Lester Swan gab sein Bestes, die beiden Jungs auseinanderzuhalten und Bobbi hinter sich abzuwehren, wobei er auf den Scherben rutschte und glitschte. Sobald Fish sah, dass mein Gesicht sich entspannte und meine Schultern in ihre normale Haltung sanken – sobald er meinen erleichterten Blick sah –, zog er sich zurück, wand sich aus Lesters Griff und wich Wills Fäusten aus. Fish wusste vielleicht nicht genau, weshalb er die Kulizeichnung von Will juniors Hand entfernen musste, aber er hatte kapiert, dass es wichtig für mich war, und dafür war ich dankbar. Manchmal hatte es was für sich, große Brüder zu haben.  

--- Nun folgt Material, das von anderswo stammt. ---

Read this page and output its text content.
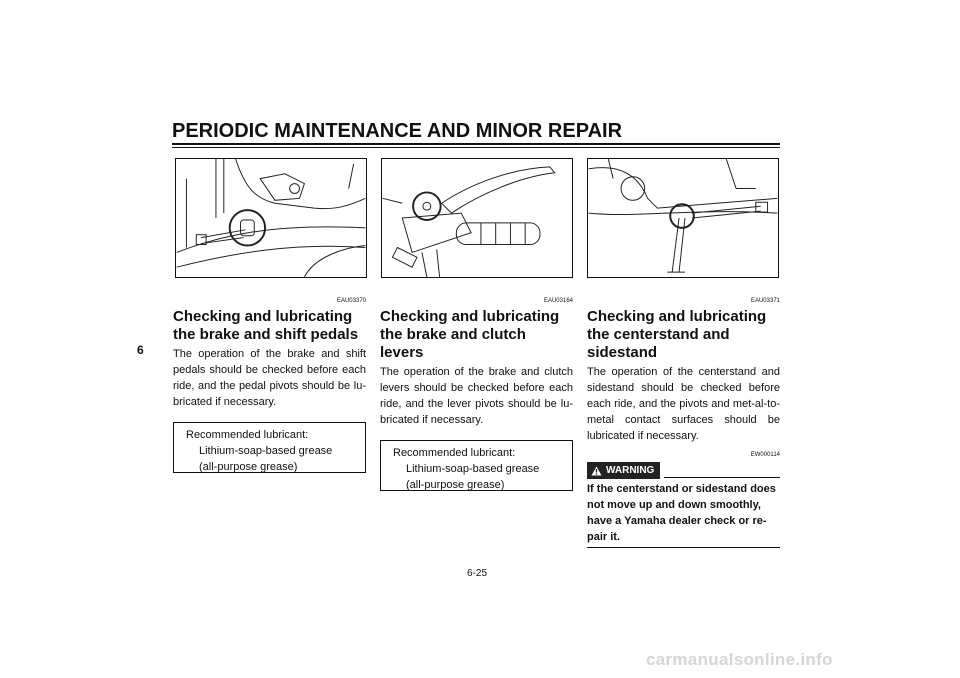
PERIODIC MAINTENANCE AND MINOR REPAIR
6
EAU03370
Checking and lubricating the brake and shift pedals
The operation of the brake and shift pedals should be checked before each ride, and the pedal pivots should be lu-bricated if necessary.
Recommended lubricant:
Lithium-soap-based grease
(all-purpose grease)
EAU03164
Checking and lubricating the brake and clutch levers
The operation of the brake and clutch levers should be checked before each ride, and the lever pivots should be lu-bricated if necessary.
Recommended lubricant:
Lithium-soap-based grease
(all-purpose grease)
EAU03371
Checking and lubricating the centerstand and sidestand
The operation of the centerstand and sidestand should be checked before each ride, and the pivots and met-al-to-metal contact surfaces should be lubricated if necessary.
EW000114
WARNING
If the centerstand or sidestand does not move up and down smoothly, have a Yamaha dealer check or re-pair it.
6-25
carmanualsonline.info
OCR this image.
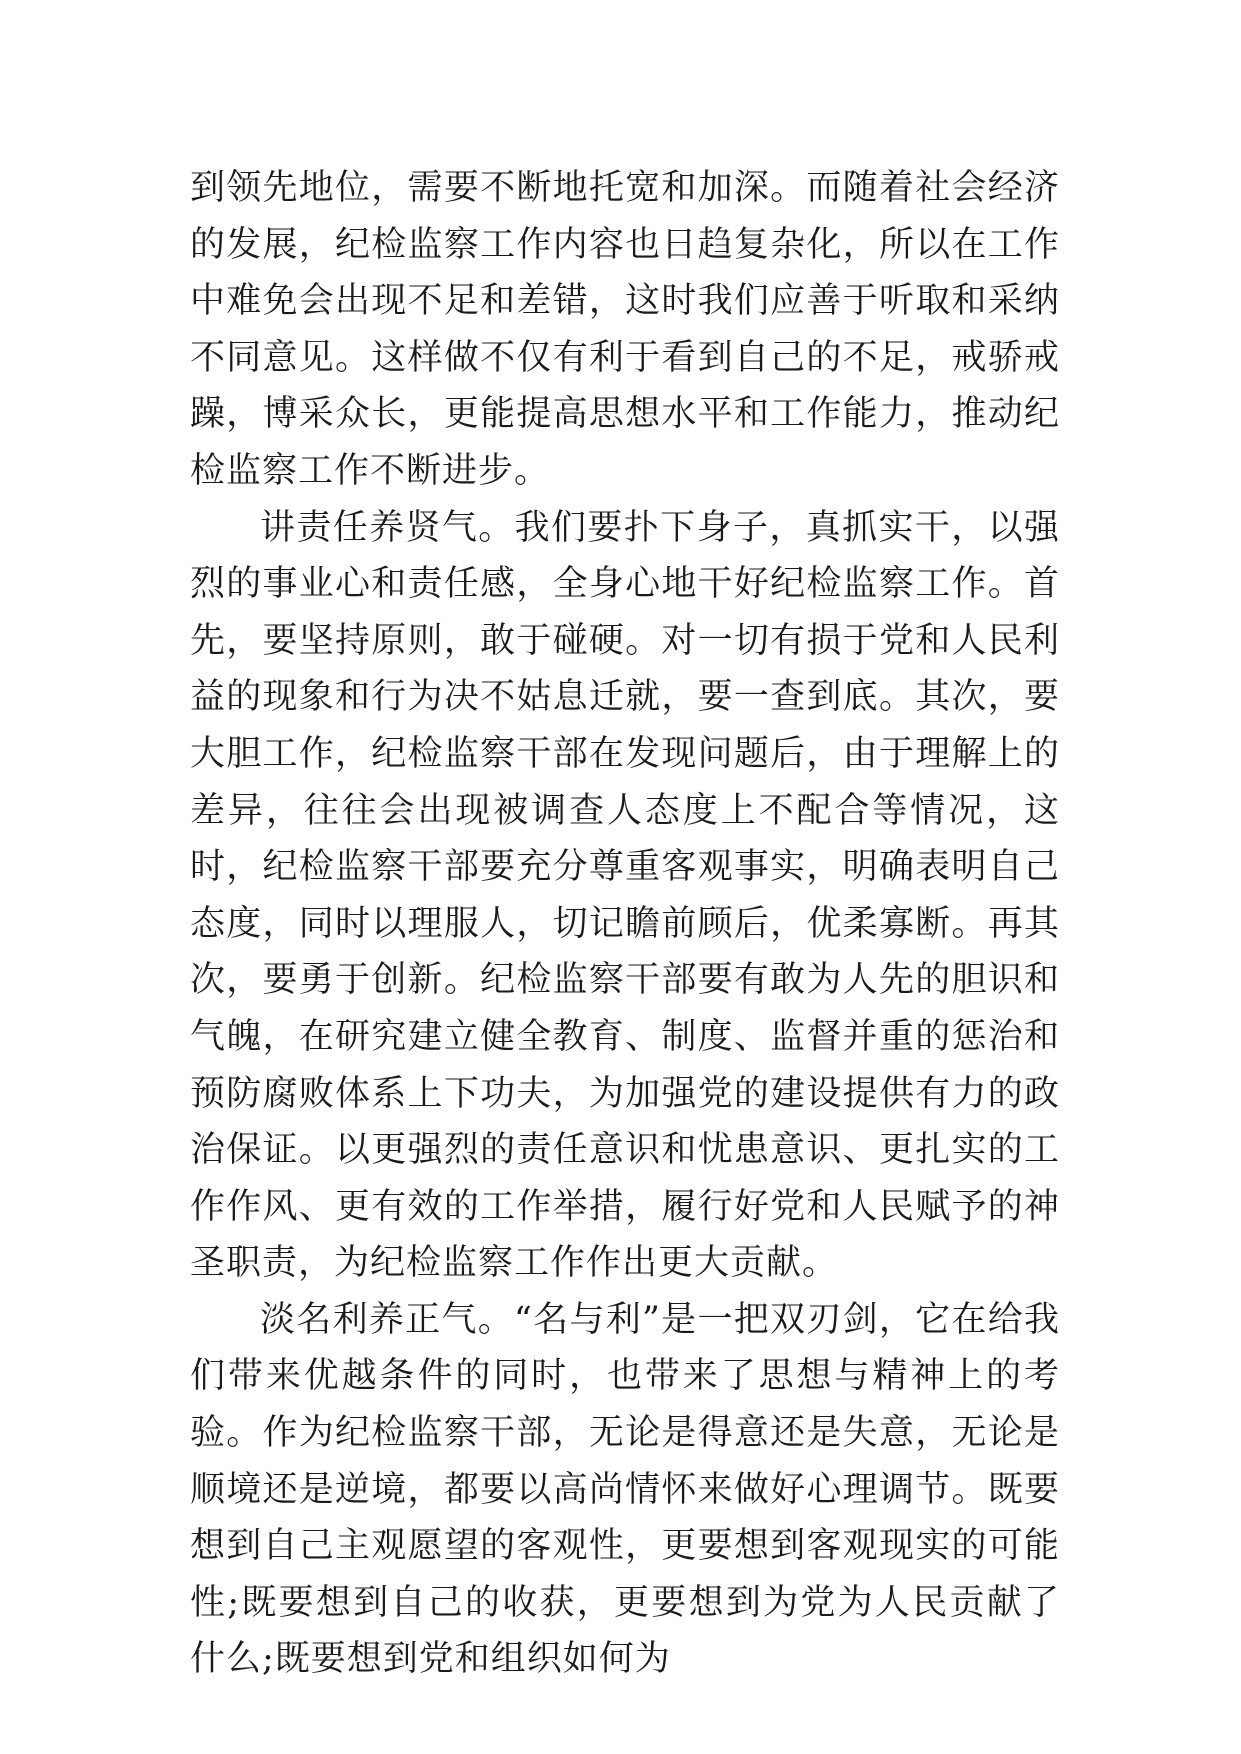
到领先地位，需要不断地托宽和加深。而随着社会经济的发展，纪检监察工作内容也日趋复杂化，所以在工作中难免会出现不足和差错，这时我们应善于听取和采纳不同意见。这样做不仅有利于看到自己的不足，戒骄戒躁，博采众长，更能提高思想水平和工作能力，推动纪检监察工作不断进步。

讲责任养贤气。我们要扑下身子，真抓实干，以强烈的事业心和责任感，全身心地干好纪检监察工作。首先，要坚持原则，敢于碰硬。对一切有损于党和人民利益的现象和行为决不姑息迁就，要一查到底。其次，要大胆工作，纪检监察干部在发现问题后，由于理解上的差异，往往会出现被调查人态度上不配合等情况，这时，纪检监察干部要充分尊重客观事实，明确表明自己态度，同时以理服人，切记瞻前顾后，优柔寡断。再其次，要勇于创新。纪检监察干部要有敢为人先的胆识和气魄，在研究建立健全教育、制度、监督并重的惩治和预防腐败体系上下功夫，为加强党的建设提供有力的政治保证。以更强烈的责任意识和忧患意识、更扎实的工作作风、更有效的工作举措，履行好党和人民赋予的神圣职责，为纪检监察工作作出更大贡献。

淡名利养正气。“名与利”是一把双刃剑，它在给我们带来优越条件的同时，也带来了思想与精神上的考验。作为纪检监察干部，无论是得意还是失意，无论是顺境还是逆境，都要以高尚情怀来做好心理调节。既要想到自己主观愿望的客观性，更要想到客观现实的可能性;既要想到自己的收获，更要想到为党为人民贡献了什么;既要想到党和组织如何为
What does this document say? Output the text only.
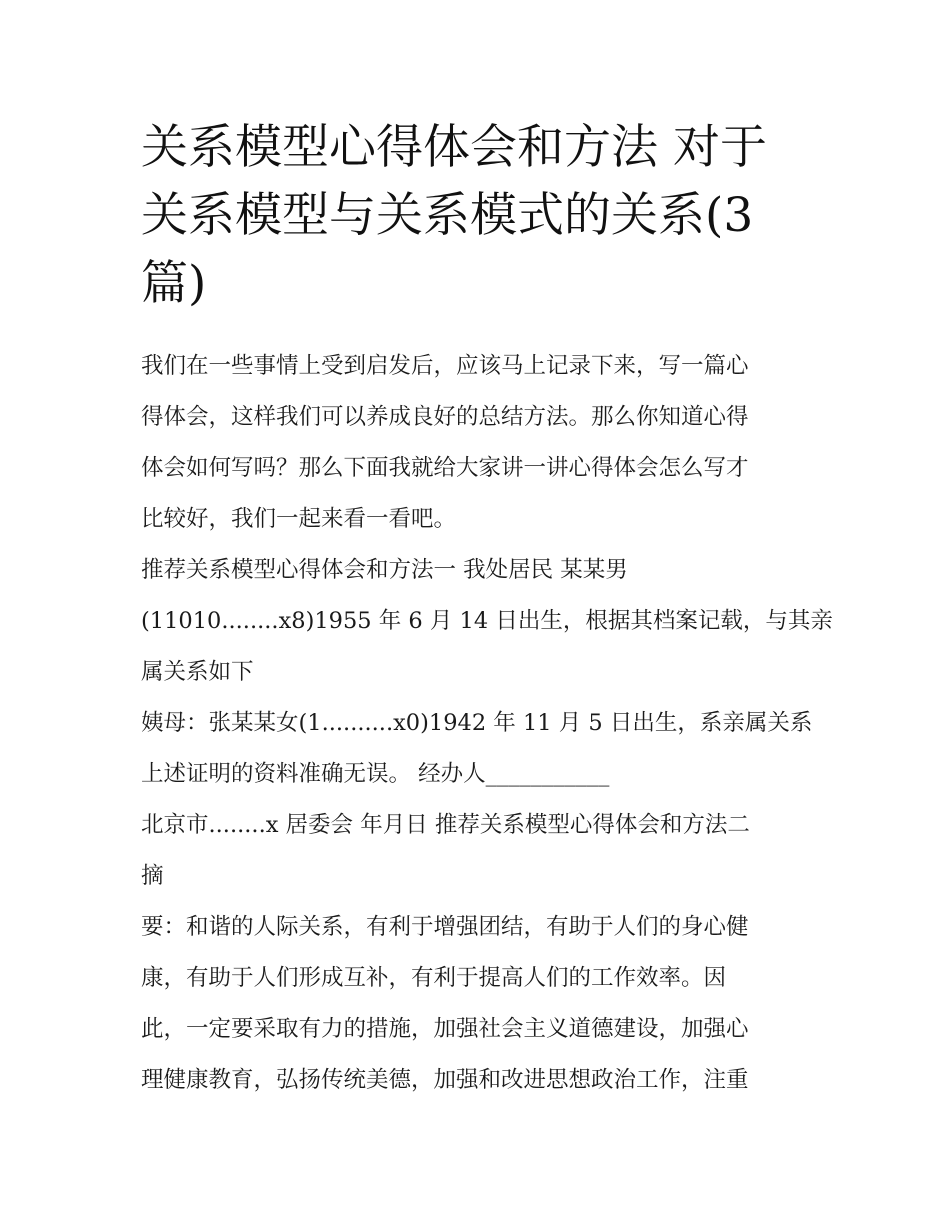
关系模型心得体会和方法 对于
关系模型与关系模式的关系(3
篇)

我们在一些事情上受到启发后，应该马上记录下来，写一篇心
得体会，这样我们可以养成良好的总结方法。那么你知道心得
体会如何写吗？那么下面我就给大家讲一讲心得体会怎么写才
比较好，我们一起来看一看吧。

推荐关系模型心得体会和方法一 我处居民 某某男
(11010........x8)1955 年 6 月 14 日出生，根据其档案记载，与其亲
属关系如下

姨母：张某某女(1..........x0)1942 年 11 月 5 日出生，系亲属关系

上述证明的资料准确无误。 经办人___________

北京市........x 居委会 年月日 推荐关系模型心得体会和方法二
摘

要：和谐的人际关系，有利于增强团结，有助于人们的身心健
康，有助于人们形成互补，有利于提高人们的工作效率。因
此，一定要采取有力的措施，加强社会主义道德建设，加强心
理健康教育，弘扬传统美德，加强和改进思想政治工作，注重
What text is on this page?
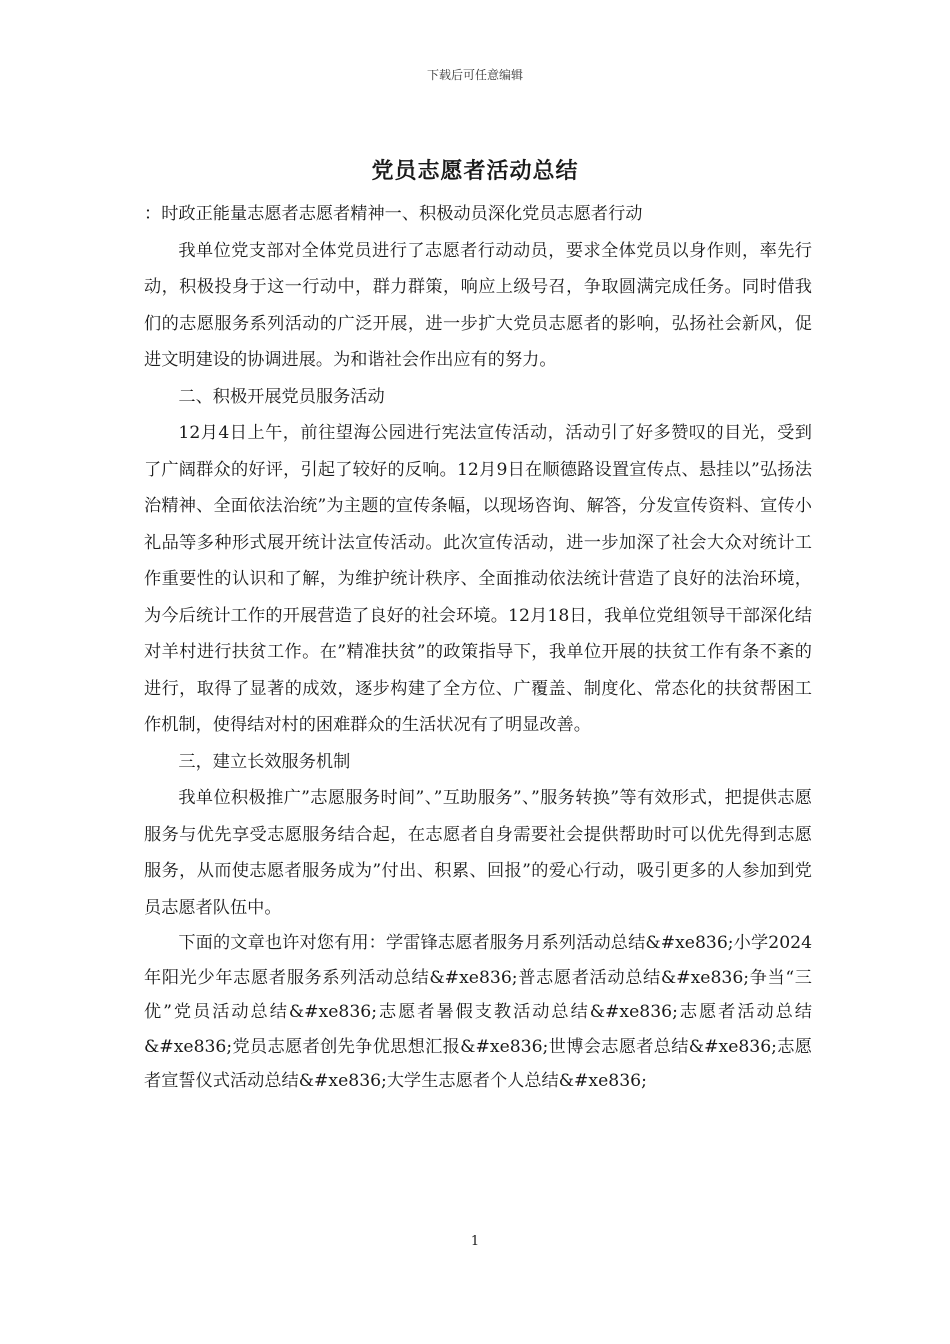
下载后可任意编辑
党员志愿者活动总结

：时政正能量志愿者志愿者精神一、积极动员深化党员志愿者行动

我单位党支部对全体党员进行了志愿者行动动员，要求全体党员以身作则，率先行动，积极投身于这一行动中，群力群策，响应上级号召，争取圆满完成任务。同时借我们的志愿服务系列活动的广泛开展，进一步扩大党员志愿者的影响，弘扬社会新风，促进文明建设的协调进展。为和谐社会作出应有的努力。

二、积极开展党员服务活动

12月4日上午，前往望海公园进行宪法宣传活动，活动引了好多赞叹的目光，受到了广阔群众的好评，引起了较好的反响。12月9日在顺德路设置宣传点、悬挂以”弘扬法治精神、全面依法治统”为主题的宣传条幅，以现场咨询、解答，分发宣传资料、宣传小礼品等多种形式展开统计法宣传活动。此次宣传活动，进一步加深了社会大众对统计工作重要性的认识和了解，为维护统计秩序、全面推动依法统计营造了良好的法治环境，为今后统计工作的开展营造了良好的社会环境。12月18日，我单位党组领导干部深化结对羊村进行扶贫工作。在”精准扶贫”的政策指导下，我单位开展的扶贫工作有条不紊的进行，取得了显著的成效，逐步构建了全方位、广覆盖、制度化、常态化的扶贫帮困工作机制，使得结对村的困难群众的生活状况有了明显改善。

三，建立长效服务机制

我单位积极推广”志愿服务时间”、”互助服务”、”服务转换”等有效形式，把提供志愿服务与优先享受志愿服务结合起，在志愿者自身需要社会提供帮助时可以优先得到志愿服务，从而使志愿者服务成为”付出、积累、回报”的爱心行动，吸引更多的人参加到党员志愿者队伍中。

下面的文章也许对您有用：学雷锋志愿者服务月系列活动总结&#xe836;小学2024年阳光少年志愿者服务系列活动总结&#xe836;普志愿者活动总结&#xe836;争当“三优”党员活动总结&#xe836;志愿者暑假支教活动总结&#xe836;志愿者活动总结&#xe836;党员志愿者创先争优思想汇报&#xe836;世博会志愿者总结&#xe836;志愿者宣誓仪式活动总结&#xe836;大学生志愿者个人总结&#xe836;

1
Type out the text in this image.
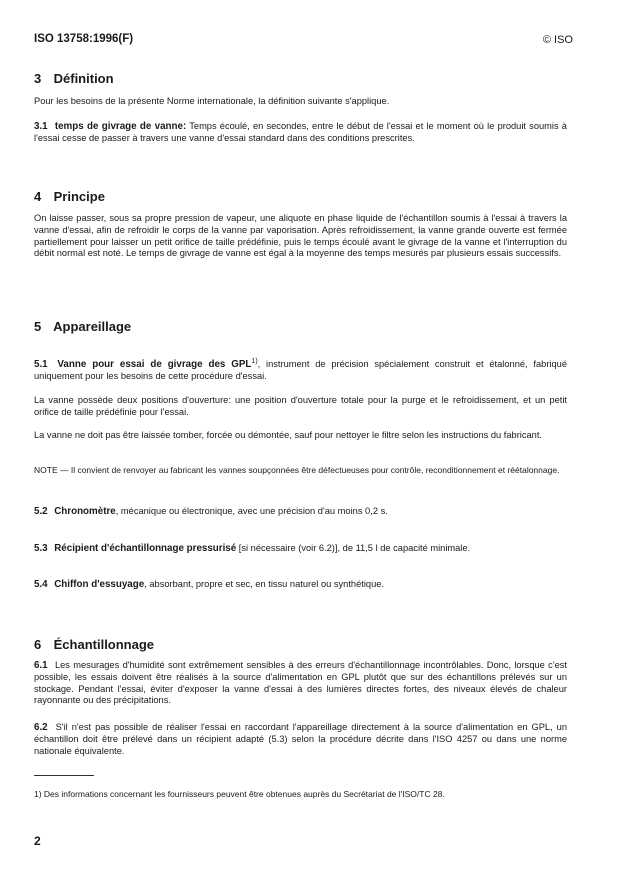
ISO 13758:1996(F)	© ISO
3 Définition

Pour les besoins de la présente Norme internationale, la définition suivante s'applique.

3.1 temps de givrage de vanne: Temps écoulé, en secondes, entre le début de l'essai et le moment où le produit soumis à l'essai cesse de passer à travers une vanne d'essai standard dans des conditions prescrites.

4 Principe

On laisse passer, sous sa propre pression de vapeur, une aliquote en phase liquide de l'échantillon soumis à l'essai à travers la vanne d'essai, afin de refroidir le corps de la vanne par vaporisation. Après refroidissement, la vanne grande ouverte est fermée partiellement pour laisser un petit orifice de taille prédéfinie, puis le temps écoulé avant le givrage de la vanne et l'interruption du débit normal est noté. Le temps de givrage de vanne est égal à la moyenne des temps mesurés par plusieurs essais successifs.

5 Appareillage

5.1 Vanne pour essai de givrage des GPL$^{1)}$, instrument de précision spécialement construit et étalonné, fabriqué uniquement pour les besoins de cette procédure d'essai.

La vanne possède deux positions d'ouverture: une position d'ouverture totale pour la purge et le refroidissement, et un petit orifice de taille prédéfinie pour l'essai.

La vanne ne doit pas être laissée tomber, forcée ou démontée, sauf pour nettoyer le filtre selon les instructions du fabricant.

NOTE — Il convient de renvoyer au fabricant les vannes soupçonnées être défectueuses pour contrôle, reconditionnement et réétalonnage.

5.2 Chronomètre, mécanique ou électronique, avec une précision d'au moins 0,2 s.

5.3 Récipient d'échantillonnage pressurisé [si nécessaire (voir 6.2)], de 11,5 l de capacité minimale.

5.4 Chiffon d'essuyage, absorbant, propre et sec, en tissu naturel ou synthétique.

6 Échantillonnage

6.1 Les mesurages d'humidité sont extrêmement sensibles à des erreurs d'échantillonnage incontrôlables. Donc, lorsque c'est possible, les essais doivent être réalisés à la source d'alimentation en GPL plutôt que sur des échantillons prélevés sur un stockage. Pendant l'essai, éviter d'exposer la vanne d'essai à des lumières directes fortes, des niveaux élevés de chaleur rayonnante ou des précipitations.

6.2 S'il n'est pas possible de réaliser l'essai en raccordant l'appareillage directement à la source d'alimentation en GPL, un échantillon doit être prélevé dans un récipient adapté (5.3) selon la procédure décrite dans l'ISO 4257 ou dans une norme nationale équivalente.

1) Des informations concernant les fournisseurs peuvent être obtenues auprès du Secrétariat de l'ISO/TC 28.
2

Mit einer Mischung aus Ekel und Befremden wischte Will junior seine nasse, befleckte Hand an der Hose ab. Das Hemd hing ihm aus der Hose und die Haare über seinem verfärbten Auge waren wirr und zottig.  

Ich merkte, dass ich immer noch den schicken Silberstift in der Hand hielt, den Will mir geschenkt hatte. Er war bleischwer in meiner Hand. Ich verschloss ihn mit der Kappe und steckte ihn in eine meiner tiefen Rocktaschen; die Schachtel und den anderen Stift hatte ich bei dem verfallenen Haus gelassen. Ich war geschafft und müde, und ich fand es nicht besonders toll, ein Teenager zu sein. Als sich der letzte Sonnenstrahl dem tiefen Abendblau ergab, ließ ich mich im Bus auf den Boden sinken und versuchte wieder, nicht zu denken und nichts zu hören.   

»Wo ist Lester denn nun schon wieder reingeraten?«, murmelte Carlene hinter meinen Augen.  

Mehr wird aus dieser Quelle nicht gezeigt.